You will be charged interest for any money that you borrow against your credit line. Due to the fact that home equity lines of credit have variable interest rates, your interest rate may vary from month to month. Since it is technically a home loan, the interest paid on a home equity line of credit is usually tax deductible, so you could potentially save on the interest you pay (everyone's situation is different, so you should talk to your tax advisor regarding interest deductibility for your personal situation). Be aware that lenders have the right to modify your credit line at their discretion by decreasing the amount of funds available. In such cases, they are obliged to inform their customers of these changes to their credit limits.
The repayment period.
Home equity lines of credit have an "end of draw" date, after which you may no longer borrow against your home equity line of credit. On this date, the repayment period also begins, which is typically about 15 years. During the repayment period, you'll be required to make the monthly principal and interest payments needed to fully pay off the home equity line of credit by the end of the repayment period.
If you were to make interest-only payments during the draw period of your line of credit, you could find yourself with a large balance and unexpectedly large monthly payments when your repayment period begins. To avoid this payment shock, it's recommended that your monthly payments during your draw period cover principal and interest so that you're paying down as much of your principal as possible during the draw period.
The home equity line of credit checklist
While many lenders offer the same features in their home equity lines of credit, some features will vary.

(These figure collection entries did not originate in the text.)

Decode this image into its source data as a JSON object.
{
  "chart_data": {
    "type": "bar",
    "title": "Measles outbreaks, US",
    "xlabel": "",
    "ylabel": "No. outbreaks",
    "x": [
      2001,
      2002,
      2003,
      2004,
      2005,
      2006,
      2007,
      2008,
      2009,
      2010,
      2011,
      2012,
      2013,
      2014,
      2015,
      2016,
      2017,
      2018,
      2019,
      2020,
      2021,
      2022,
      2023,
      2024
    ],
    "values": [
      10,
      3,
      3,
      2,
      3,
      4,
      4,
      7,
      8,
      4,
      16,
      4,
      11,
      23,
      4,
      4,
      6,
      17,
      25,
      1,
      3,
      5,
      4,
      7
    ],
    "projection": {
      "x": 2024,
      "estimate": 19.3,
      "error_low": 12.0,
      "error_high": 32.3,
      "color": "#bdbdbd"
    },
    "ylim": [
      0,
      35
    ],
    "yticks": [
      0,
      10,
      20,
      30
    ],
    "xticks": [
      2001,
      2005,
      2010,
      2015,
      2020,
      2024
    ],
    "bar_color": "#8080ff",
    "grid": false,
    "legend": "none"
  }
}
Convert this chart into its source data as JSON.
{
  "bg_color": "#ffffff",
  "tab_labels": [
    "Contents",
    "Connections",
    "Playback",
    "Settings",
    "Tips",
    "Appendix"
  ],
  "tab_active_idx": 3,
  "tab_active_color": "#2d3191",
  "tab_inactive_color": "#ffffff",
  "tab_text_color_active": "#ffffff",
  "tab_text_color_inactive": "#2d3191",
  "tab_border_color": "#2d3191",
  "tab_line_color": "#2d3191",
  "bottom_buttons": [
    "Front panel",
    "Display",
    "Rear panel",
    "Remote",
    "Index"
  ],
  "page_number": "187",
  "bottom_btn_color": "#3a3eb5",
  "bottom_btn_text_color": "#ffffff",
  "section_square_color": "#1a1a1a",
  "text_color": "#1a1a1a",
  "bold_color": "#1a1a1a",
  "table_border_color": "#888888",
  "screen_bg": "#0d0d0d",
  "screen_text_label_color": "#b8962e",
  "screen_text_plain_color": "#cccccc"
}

Comparing these points as you shop could make a difference in your payments:
Is a home equity line of credit right for you?
Home equity lines of credit give you the flexibility to use your credit at any time for any expense; however, that flexibility usually comes with a variable interest rate.
So before you get a home equity line of credit, consider things like whether a variable rate suits your needs, how much you think you'll need to borrow over what period of time, and whether you'll be able to make the payments in full and on time in order to maintain your credit rating and keep your homeownership secure. Since your house is used as collateral for your credit line, it's important not to fall behind in your payments and put your home at risk of foreclosure.
When borrowing from a home equity line, mortgage, credit card or any other credit product, it's important to borrow only the amount that you can comfortably afford.
All loans subject to credit approval and compliance with underwriting standards.